Entertainment & Arts

Spotify boycotts 'alienate fans'

Coldplay frontman Chris Martin
Coldplay's manager said he was worried that Spotify was competing with download stores

Singers and bands who withhold their albums from music streaming services, such as Spotify, are in danger of alienating their fans, an executive from record label Universal has said.

Acts including Adele and Coldplay kept their latest albums off Spotify, which is seen by some as damaging sales.

But Francis Keeling, vice president of digital at Universal Music, said such acts risk "alienating their fanbases".

Universal is the world's most successful record label.

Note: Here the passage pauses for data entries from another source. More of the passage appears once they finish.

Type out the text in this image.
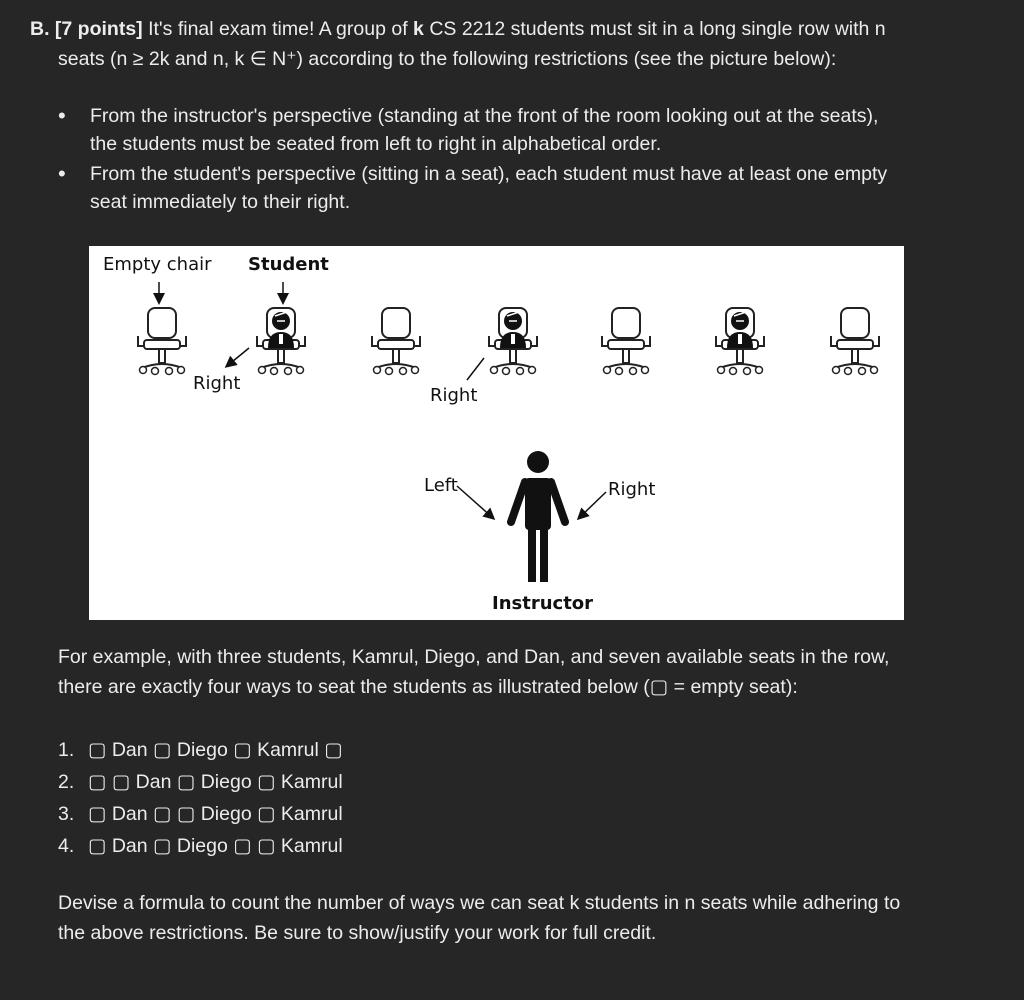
B. [7 points] It's final exam time! A group of k CS 2212 students must sit in a long single row with n
seats (n ≥ 2k and n, k ∈ N⁺) according to the following restrictions (see the picture below):

• From the instructor's perspective (standing at the front of the room looking out at the seats),
the students must be seated from left to right in alphabetical order.
• From the student's perspective (sitting in a seat), each student must have at least one empty
seat immediately to their right.
Empty chair Student
Right
Right
Left	Right
Instructor

For example, with three students, Kamrul, Diego, and Dan, and seven available seats in the row,
there are exactly four ways to seat the students as illustrated below (▢ = empty seat):

1. ▢ Dan ▢ Diego ▢ Kamrul ▢
2. ▢ ▢ Dan ▢ Diego ▢ Kamrul
3. ▢ Dan ▢ ▢ Diego ▢ Kamrul
4. ▢ Dan ▢ Diego ▢ ▢ Kamrul

Devise a formula to count the number of ways we can seat k students in n seats while adhering to
the above restrictions. Be sure to show/justify your work for full credit.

Adele's track Rolling In The Deep was the most-played single of 2011 on Spotify UK, but the star has withheld the complete album, 21 - released by the XL label - from the service.

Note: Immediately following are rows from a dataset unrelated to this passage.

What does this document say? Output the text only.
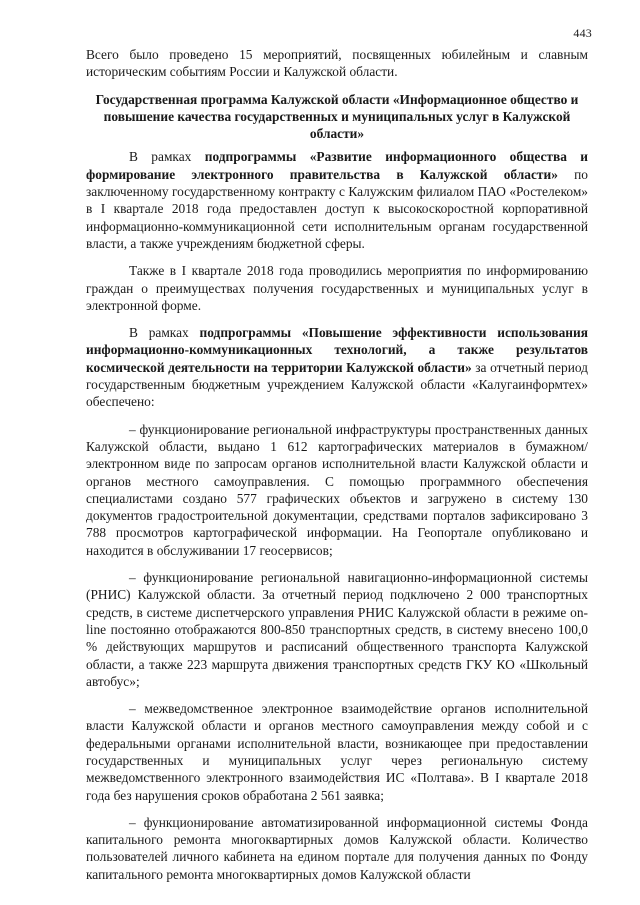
443

Всего было проведено 15 мероприятий, посвященных юбилейным и славным историческим событиям России и Калужской области.

Государственная программа Калужской области «Информационное общество и повышение качества государственных и муниципальных услуг в Калужской области»

В рамках подпрограммы «Развитие информационного общества и формирование электронного правительства в Калужской области» по заключенному государственному контракту с Калужским филиалом ПАО «Ростелеком» в I квартале 2018 года предоставлен доступ к высокоскоростной корпоративной информационно-коммуникационной сети исполнительным органам государственной власти, а также учреждениям бюджетной сферы.

Также в I квартале 2018 года проводились мероприятия по информированию граждан о преимуществах получения государственных и муниципальных услуг в электронной форме.

В рамках подпрограммы «Повышение эффективности использования информационно-коммуникационных технологий, а также результатов космической деятельности на территории Калужской области» за отчетный период государственным бюджетным учреждением Калужской области «Калугаинформтех» обеспечено:

– функционирование региональной инфраструктуры пространственных данных Калужской области, выдано 1 612 картографических материалов в бумажном/электронном виде по запросам органов исполнительной власти Калужской области и органов местного самоуправления. С помощью программного обеспечения специалистами создано 577 графических объектов и загружено в систему 130 документов градостроительной документации, средствами порталов зафиксировано 3 788 просмотров картографической информации. На Геопортале опубликовано и находится в обслуживании 17 геосервисов;

– функционирование региональной навигационно-информационной системы (РНИС) Калужской области. За отчетный период подключено 2 000 транспортных средств, в системе диспетчерского управления РНИС Калужской области в режиме on-line постоянно отображаются 800-850 транспортных средств, в систему внесено 100,0 % действующих маршрутов и расписаний общественного транспорта Калужской области, а также 223 маршрута движения транспортных средств ГКУ КО «Школьный автобус»;

– межведомственное электронное взаимодействие органов исполнительной власти Калужской области и органов местного самоуправления между собой и с федеральными органами исполнительной власти, возникающее при предоставлении государственных и муниципальных услуг через региональную систему межведомственного электронного взаимодействия ИС «Полтава». В I квартале 2018 года без нарушения сроков обработана 2 561 заявка;

– функционирование автоматизированной информационной системы Фонда капитального ремонта многоквартирных домов Калужской области. Количество пользователей личного кабинета на едином портале для получения данных по Фонду капитального ремонта многоквартирных домов Калужской области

Coldplay's manager Dave Holmes recently told Bloomberg Businessweek that the band's Mylo Xyloto, released on EMI, would be on Spotify eventually.

But he said: "I am very concerned. Spotify competes with download stores."

The Black Keys and Tom Waits are among the other high-profile acts who have kept their latest releases off streaming services.

Black Keys frontman Dan Auerbach told Billboard magazine that the royalties from streaming services were "so minuscule it's laughable".

"It's a cool thing to have if you're in a new band and you want to be heard," he said. "But if you are a bigger band that's already known and you rely on record sales for a living, then it's really no place to be."

Universal has said its research proved that Spotify did not cannibalise sales, and Mr Keeling said the label negotiated with artists on a case-by-case basis.

"Over time, we're trying to convince our artists that streaming services are the right thing to do and these services should be supported," he said, according to PaidContent.

Mr Keeling was speaking at the label's Investors' Open Day in London, where Spotify announced that it now had three million paying subscribers, with approximately 12 million more using its free service.